İngiliz demirci Thomas Newcomen, yaşadığı yerin yakınlarındaki kalay madenlerinde suyu dışarı çıkarmak için kullanılan atların yüksek maliyetinden haberdardı. Newcomen bu soruna çözüm bulmak için yardımcısı ile on yıldan uzun bir süre boyunca buhar motoru üzerine çalışmalar yaptı. Ancak makine mühendisliği eğitimi almamışlardı. Bu nedenle dönemin ünlü bilim insanı Robert Hooke ile mektuplaşarak fikir alışverişi yaptılar. Yaklaşık on yıllık çalışmanın sonunda, 1698’de, pistonun çevresi deri bir kapakla sızdırmaz hâle getirilmiş, yaklaşık 18 cm çapında pirinç bir silindir yapmayı başardılar.

Newcomen’in motorunda bir ucu buhar pistonu ve silindir sistemine, diğer ucu madendeki suyu yukarı çeken pompaya bağlı olan ahşap bir kalas bulunuyordu.
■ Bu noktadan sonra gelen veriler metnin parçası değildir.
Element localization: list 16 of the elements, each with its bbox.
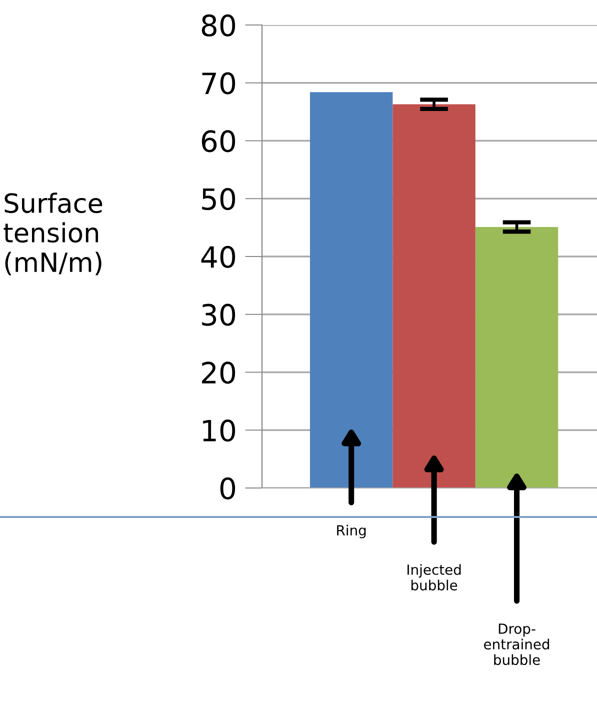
bar	[310, 92, 393, 488]
y-tick-label: 50	[202, 188, 236, 210]
bar	[392, 104, 476, 488]
y-tick-label: 30	[202, 304, 236, 326]
text: Injected bubble	[408, 564, 461, 590]
y-tick-label: 10	[203, 420, 236, 442]
y-tick-label: 70	[202, 72, 236, 94]
y-tick-label: 0	[220, 477, 236, 500]
y-axis-title: Surface tension (mN/m)	[4, 192, 102, 276]
text: Ring	[337, 524, 366, 538]
y-tick-label: 20	[202, 362, 236, 384]
y-tick-label: 60	[202, 130, 236, 152]
bar	[475, 226, 558, 488]
y-tick-label: 80	[202, 14, 236, 36]
y-tick-label: 40	[201, 246, 236, 268]
text: Drop-entrained bubble	[484, 624, 550, 666]
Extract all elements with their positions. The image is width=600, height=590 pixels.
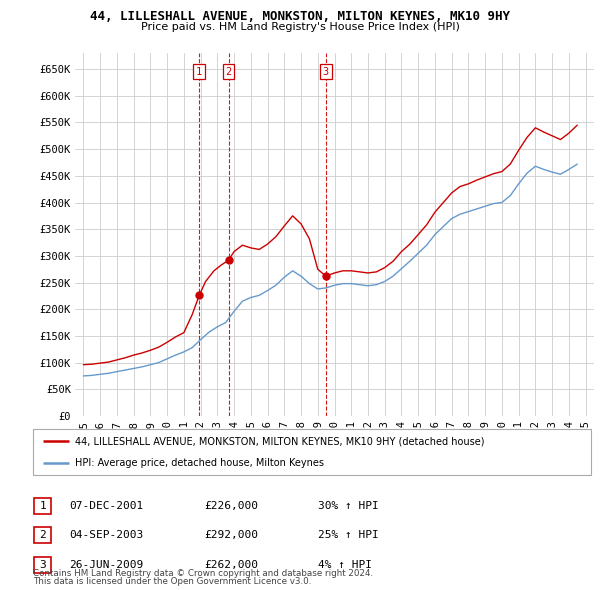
Text: 2: 2 <box>39 530 46 540</box>
Text: 04-SEP-2003: 04-SEP-2003 <box>69 530 143 540</box>
Text: 30% ↑ HPI: 30% ↑ HPI <box>318 501 379 510</box>
Text: 07-DEC-2001: 07-DEC-2001 <box>69 501 143 510</box>
Text: 3: 3 <box>39 560 46 569</box>
FancyBboxPatch shape <box>34 498 51 513</box>
Text: 2: 2 <box>226 67 232 77</box>
Text: 4% ↑ HPI: 4% ↑ HPI <box>318 560 372 569</box>
Text: This data is licensed under the Open Government Licence v3.0.: This data is licensed under the Open Gov… <box>33 578 311 586</box>
Text: 44, LILLESHALL AVENUE, MONKSTON, MILTON KEYNES, MK10 9HY (detached house): 44, LILLESHALL AVENUE, MONKSTON, MILTON … <box>75 437 484 447</box>
Text: 26-JUN-2009: 26-JUN-2009 <box>69 560 143 569</box>
Text: HPI: Average price, detached house, Milton Keynes: HPI: Average price, detached house, Milt… <box>75 457 324 467</box>
Text: £262,000: £262,000 <box>204 560 258 569</box>
Text: 44, LILLESHALL AVENUE, MONKSTON, MILTON KEYNES, MK10 9HY: 44, LILLESHALL AVENUE, MONKSTON, MILTON … <box>90 10 510 23</box>
Text: 1: 1 <box>39 501 46 510</box>
Text: Price paid vs. HM Land Registry's House Price Index (HPI): Price paid vs. HM Land Registry's House … <box>140 22 460 32</box>
FancyBboxPatch shape <box>33 429 591 475</box>
Text: 1: 1 <box>196 67 202 77</box>
FancyBboxPatch shape <box>34 527 51 543</box>
Text: 3: 3 <box>323 67 329 77</box>
Text: £226,000: £226,000 <box>204 501 258 510</box>
Text: £292,000: £292,000 <box>204 530 258 540</box>
FancyBboxPatch shape <box>34 557 51 572</box>
Text: 25% ↑ HPI: 25% ↑ HPI <box>318 530 379 540</box>
Text: Contains HM Land Registry data © Crown copyright and database right 2024.: Contains HM Land Registry data © Crown c… <box>33 569 373 578</box>
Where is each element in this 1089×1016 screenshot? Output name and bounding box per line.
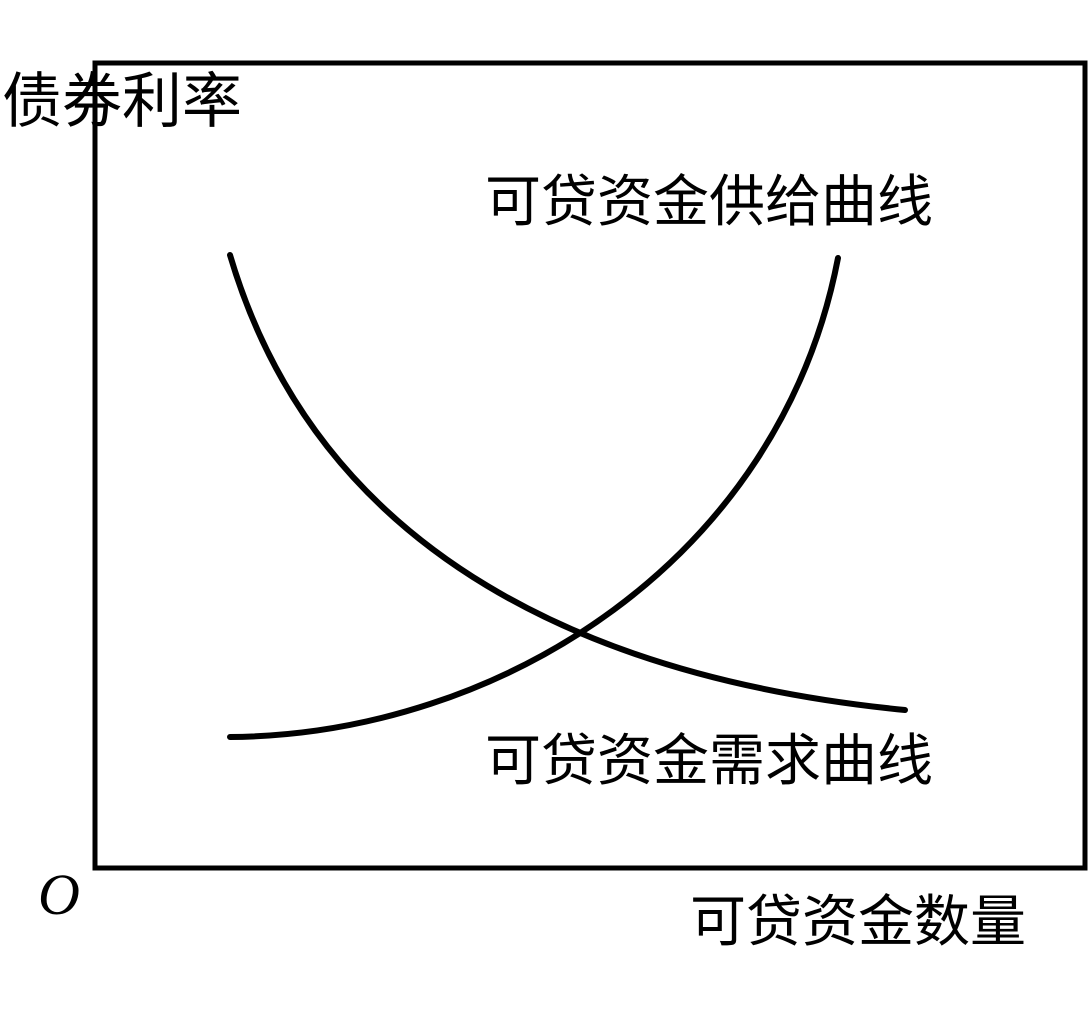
x-axis-label: 可贷资金数量	[690, 890, 1026, 955]
y-axis-label: 债券利率	[2, 67, 242, 137]
demand-curve-label: 可贷资金需求曲线	[485, 729, 933, 794]
plot-frame	[92, 60, 1088, 871]
origin-label: O	[38, 862, 80, 927]
demand-curve	[227, 252, 908, 713]
supply-curve	[227, 255, 841, 740]
supply-curve-label: 可贷资金供给曲线	[485, 170, 933, 235]
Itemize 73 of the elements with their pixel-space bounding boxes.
Kalasın pompaya bağlı ucu silindir sistemine bağlı ucundan daha ağırdı. Bu nedenle sistem çalışmadığı zaman pompaya bağlı taraf aşağıda duruyordu. İlk olarak silindirin içi atmosfer basıncındaki buharla dolduruluyor ve daha sonra sisteme su püskürtülüp buharın soğuyarak yoğunlaşması sağlanıyordu. Bu durumda silindirin içinde oluşan vakum pistonu aşağı çekerken tahta kalasın diğer ucu yukarı kalkıyor, böylece madendeki su yukarı doğru çıkarak pompa odasına doluyordu. Daha sonra buhar silindirinin altındaki kapakçık açılarak silindirin içinin atmosfer basıncına dönmesini sağlıyordu. Bu sırada tahta kalasın diğer ucu daha ağır olduğu için yerçekiminin de etkisi ile aşağı iniyordu, böylece pompa odasındaki su tahliye ediliyordu.
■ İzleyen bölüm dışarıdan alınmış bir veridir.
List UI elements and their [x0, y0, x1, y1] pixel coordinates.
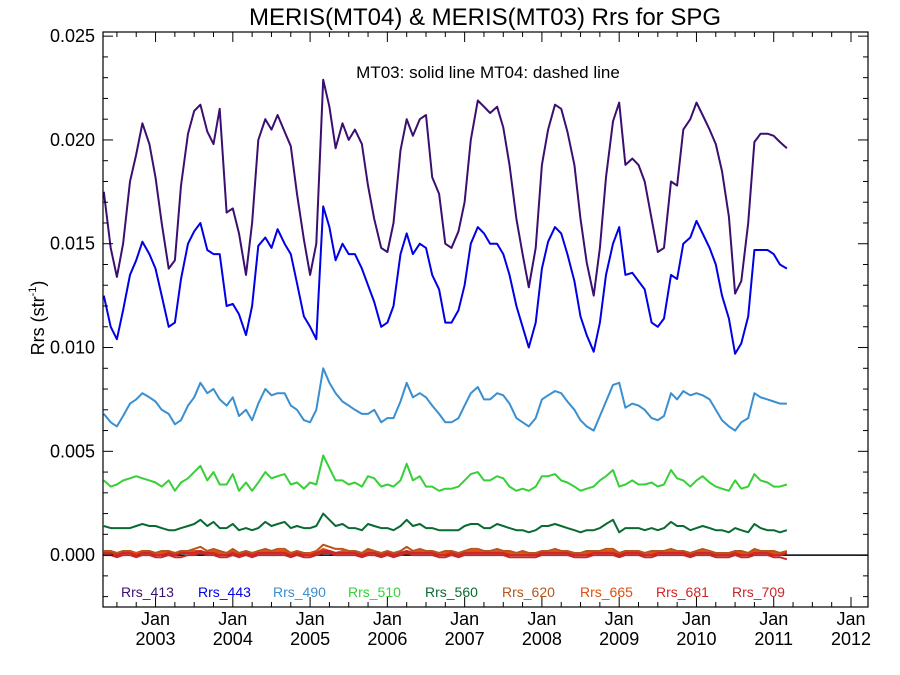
- legend-item-rrs-620: Rrs_620: [502, 584, 555, 600]
- x-tick-month-label: Jan: [141, 609, 170, 629]
- series-line-rrs-620: [103, 543, 788, 554]
- plot-layer: 0.0000.0050.0100.0150.0200.025Jan2003Jan…: [50, 26, 871, 649]
- x-tick-month-label: Jan: [527, 609, 556, 629]
- series-line-rrs-413: [102, 78, 788, 297]
- x-tick-month-label: Jan: [373, 609, 402, 629]
- legend-item-rrs-510: Rrs_510: [348, 584, 401, 600]
- y-axis-label-main: Rrs (str: [28, 296, 48, 355]
- legend-item-rrs-560: Rrs_560: [425, 584, 478, 600]
- x-tick-year-label: 2003: [136, 629, 176, 649]
- series-line-rrs-443: [102, 205, 788, 355]
- x-tick-year-label: 2007: [445, 629, 485, 649]
- legend-item-rrs-709: Rrs_709: [732, 584, 785, 600]
- legend-item-rrs-443: Rrs_443: [198, 584, 251, 600]
- x-tick-year-label: 2010: [676, 629, 716, 649]
- plot-frame: [102, 31, 869, 608]
- series-line-rrs-681: [103, 550, 788, 557]
- series-line-rrs-510: [103, 454, 788, 492]
- chart-title: MERIS(MT04) & MERIS(MT03) Rrs for SPG: [249, 4, 721, 31]
- x-tick-month-label: Jan: [759, 609, 788, 629]
- x-tick-year-label: 2004: [213, 629, 253, 649]
- series-line-rrs-665: [103, 547, 788, 557]
- y-tick-label: 0.020: [50, 130, 95, 150]
- x-tick-month-label: Jan: [296, 609, 325, 629]
- x-tick-year-label: 2009: [599, 629, 639, 649]
- legend-item-rrs-490: Rrs_490: [273, 584, 326, 600]
- x-tick-year-label: 2011: [754, 629, 793, 649]
- series-line-rrs-560: [103, 512, 788, 534]
- x-tick-month-label: Jan: [605, 609, 634, 629]
- legend-item-rrs-665: Rrs_665: [580, 584, 633, 600]
- legend-item-rrs-413: Rrs_413: [121, 584, 174, 600]
- x-tick-year-label: 2006: [367, 629, 407, 649]
- y-tick-label: 0.010: [50, 338, 95, 358]
- x-tick-month-label: Jan: [450, 609, 479, 629]
- x-tick-year-label: 2005: [290, 629, 330, 649]
- y-axis-label: Rrs (str-1): [27, 281, 48, 356]
- series-line-rrs-709: [103, 552, 788, 561]
- y-tick-label: 0.000: [50, 545, 95, 565]
- series-line-rrs-490: [103, 367, 787, 432]
- y-axis-label-sup: -1: [27, 287, 39, 297]
- y-axis-label-close: ): [28, 281, 48, 287]
- x-tick-month-label: Jan: [836, 609, 865, 629]
- x-tick-year-label: 2012: [831, 629, 871, 649]
- legend-item-rrs-681: Rrs_681: [656, 584, 709, 600]
- y-tick-label: 0.005: [50, 441, 95, 461]
- x-tick-year-label: 2008: [522, 629, 562, 649]
- x-tick-month-label: Jan: [682, 609, 711, 629]
- y-tick-label: 0.015: [50, 234, 95, 254]
- x-tick-month-label: Jan: [218, 609, 247, 629]
- chart-annotation: MT03: solid line MT04: dashed line: [356, 63, 620, 82]
- y-tick-label: 0.025: [50, 26, 95, 46]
Newcomen’in motorunda buhar atmosfer ile aynı basınçtaydı, bu nedenle Newcomen’in motoruna “atmosferik” motor denilmişti. Newcomen motoru ilk defa 1712'de Staffordshire'daki Dudley Şatosu yakınında kuruldu.

Newcomen’in atmosferik buhar motorunun icadından sonra geçen 60 yılda Newcomen'in tasarımından farklı olmayan birçok atmosferik motor üretildi.

İngiliz mühendis John Smeaton, Newcomen’in atmosferik buhar motorunun verimini artırmak için İngiltere’de kullanılan çok sayıda atmosferik buhar motoru tasarımını ayrıntılı olarak inceledi. Araştırmaları sonucunda farklı büyüklükteki atmosferik motorlar için en uygun oranları belirledi. Ayrıca motor parçalarının, özellikle pistonun ve silindirin, çalışma mekanizmasını geliştirerek motorlarının performansını iki katına çıkarmayı başardı.

1760'lı yıllarda mühendisler, derin madenlerden suyla birlikte kömürü de çıkarmak için buhar motorlarını kullanmaya başladı. Aynı dönemde James Watt da buharlı motorlarla ilgileniyordu.